Below is the first component, started by Danny Bowien of Mission Chinese Food and developed further by Hooni Kim of Danji. See the next step here.
Grilled Coca Cola-Braised Beef TongueRecipe adapted from Danny Bowien, Mission Chinese Food, San Francisco and New York City; with Hooni Kim, Danji, New York City; with Dennis Lee, Namu Gaji, San Francisco
Yield: 1 tongue
Cook Time: 3 hours, 15 minutes (plus overnight salting and 1 hour to cool)
1 beef tongue (about 3 pounds)
1½ tablespoons kosher salt
2 teaspoons freshly ground black pepper
2 tablespoons extra-virgin olive oil
4 cups beef broth
4 cups light-style beer, such as a Pilsner
1 12-ounce bottle Coca-Cola (preferably Mexican Coke)
½ cup soy sauce
2 dried bay leaves
1 sheet kombu
1. Set the tongue on a cutting board and rub with the salt and pepper. Place in a baking dish, cover with plastic wrap, and refrigerate overnight.
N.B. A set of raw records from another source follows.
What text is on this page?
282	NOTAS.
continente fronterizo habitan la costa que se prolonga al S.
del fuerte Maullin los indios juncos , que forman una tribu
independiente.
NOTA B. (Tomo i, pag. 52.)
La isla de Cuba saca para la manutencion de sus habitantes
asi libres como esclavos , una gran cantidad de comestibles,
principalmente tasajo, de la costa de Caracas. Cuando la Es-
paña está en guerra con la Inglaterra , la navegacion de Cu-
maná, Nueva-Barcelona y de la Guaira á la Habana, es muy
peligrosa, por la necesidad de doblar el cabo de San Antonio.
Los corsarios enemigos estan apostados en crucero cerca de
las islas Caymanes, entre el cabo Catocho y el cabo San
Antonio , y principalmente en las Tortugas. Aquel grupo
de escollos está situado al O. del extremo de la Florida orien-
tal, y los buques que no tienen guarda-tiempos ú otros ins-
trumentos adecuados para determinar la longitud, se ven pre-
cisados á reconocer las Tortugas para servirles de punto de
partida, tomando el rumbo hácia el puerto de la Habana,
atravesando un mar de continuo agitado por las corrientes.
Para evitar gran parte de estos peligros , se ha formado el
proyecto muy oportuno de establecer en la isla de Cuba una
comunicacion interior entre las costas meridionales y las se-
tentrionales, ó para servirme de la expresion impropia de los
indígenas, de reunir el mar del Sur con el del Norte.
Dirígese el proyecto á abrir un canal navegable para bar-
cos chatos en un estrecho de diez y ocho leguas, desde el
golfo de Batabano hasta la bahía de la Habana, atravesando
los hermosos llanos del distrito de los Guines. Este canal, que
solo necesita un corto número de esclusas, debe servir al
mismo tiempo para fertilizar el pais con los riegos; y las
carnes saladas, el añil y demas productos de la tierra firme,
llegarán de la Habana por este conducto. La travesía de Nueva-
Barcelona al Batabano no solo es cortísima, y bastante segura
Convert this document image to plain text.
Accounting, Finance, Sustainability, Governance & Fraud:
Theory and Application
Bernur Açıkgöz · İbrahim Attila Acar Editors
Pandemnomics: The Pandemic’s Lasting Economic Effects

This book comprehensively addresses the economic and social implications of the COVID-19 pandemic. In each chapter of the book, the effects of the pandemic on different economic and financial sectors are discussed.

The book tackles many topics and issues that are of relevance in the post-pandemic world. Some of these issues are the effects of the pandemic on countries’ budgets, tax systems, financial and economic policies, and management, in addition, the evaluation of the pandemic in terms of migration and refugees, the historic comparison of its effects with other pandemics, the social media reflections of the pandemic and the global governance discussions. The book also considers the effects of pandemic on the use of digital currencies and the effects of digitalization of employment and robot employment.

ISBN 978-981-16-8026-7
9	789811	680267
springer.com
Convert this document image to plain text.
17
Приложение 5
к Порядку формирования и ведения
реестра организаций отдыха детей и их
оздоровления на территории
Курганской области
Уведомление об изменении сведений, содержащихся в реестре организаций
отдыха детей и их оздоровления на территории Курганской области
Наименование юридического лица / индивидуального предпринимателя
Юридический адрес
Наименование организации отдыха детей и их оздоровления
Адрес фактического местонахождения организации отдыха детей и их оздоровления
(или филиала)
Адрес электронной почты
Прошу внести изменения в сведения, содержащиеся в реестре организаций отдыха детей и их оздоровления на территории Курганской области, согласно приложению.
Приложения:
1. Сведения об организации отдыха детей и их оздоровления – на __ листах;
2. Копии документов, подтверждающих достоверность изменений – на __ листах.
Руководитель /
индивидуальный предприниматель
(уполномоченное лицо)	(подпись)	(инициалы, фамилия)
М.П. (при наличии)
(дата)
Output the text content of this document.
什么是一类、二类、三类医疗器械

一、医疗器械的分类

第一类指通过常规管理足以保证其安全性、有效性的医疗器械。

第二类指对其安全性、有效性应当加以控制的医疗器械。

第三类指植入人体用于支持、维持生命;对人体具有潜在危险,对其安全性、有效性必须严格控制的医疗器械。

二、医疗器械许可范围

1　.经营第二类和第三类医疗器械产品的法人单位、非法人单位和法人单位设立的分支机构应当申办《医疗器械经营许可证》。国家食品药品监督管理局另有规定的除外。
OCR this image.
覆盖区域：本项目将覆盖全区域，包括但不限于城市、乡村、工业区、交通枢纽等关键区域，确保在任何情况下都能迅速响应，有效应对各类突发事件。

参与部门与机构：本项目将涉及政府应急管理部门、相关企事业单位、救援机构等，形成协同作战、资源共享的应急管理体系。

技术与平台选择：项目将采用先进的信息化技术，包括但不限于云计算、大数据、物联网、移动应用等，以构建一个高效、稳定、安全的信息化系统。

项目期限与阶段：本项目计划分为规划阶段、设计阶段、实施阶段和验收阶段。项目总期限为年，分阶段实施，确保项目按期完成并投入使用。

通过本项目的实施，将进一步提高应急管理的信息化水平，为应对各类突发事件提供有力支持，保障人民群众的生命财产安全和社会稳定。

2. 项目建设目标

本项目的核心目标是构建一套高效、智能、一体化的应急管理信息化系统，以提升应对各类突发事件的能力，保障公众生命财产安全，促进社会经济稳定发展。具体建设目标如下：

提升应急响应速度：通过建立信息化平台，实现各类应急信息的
2. Preheat the oven to 275°. Set a large pot on a piece of parchment paper. Trace a circle around the bottom of the pot and cut out the circle; set the parchment circle and the pot aside (if you don't have parchment paper, substitute aluminum foil).
3. In a large pot set over medium-high heat, add the olive oil and then the beef tongue. Cook until the tongue is browned on all sides, about 15 minutes total.
4. Cover the tongue with the beef broth, beer, Coca Cola, soy sauce and bay leaves. Place the sheet of kombu over the tongue and cover with the parchment circle (or aluminum foil). Cover the pot (using a lid or doubled aluminum foil) and braise the tongue until a paring knife easily slides into the thickest part, about 2 hours. Remove from the oven and set aside to cool in the broth, about 1 hour. Use tongs to remove the tongue from the braising liquid. Use a your fingers to peel the outer membrane away from the tongue and set the tongue aside.
5. Set the braising liquid over medium-high heat and return to a simmer. Reduce the heat to medium-low and gently simmer until the consistency is thick and glossy and the liquid has reduced by about three-quarters, about 45 minutes.
6. Set a grill pan over high heat and heat for 2 minutes. Place the tongue on a cutting board and slice it on a bias and into 1/8-inch thick pieces. Use tongs to dip a few pieces in the reduced braising liquid and then set them on the grill (you'll have to cook the tongue in 3 to 4 batches). Cook until marked, about 2½ minutes. Turn the slices over and cook on the other side until marked, about 1½ minutes longer. Serve.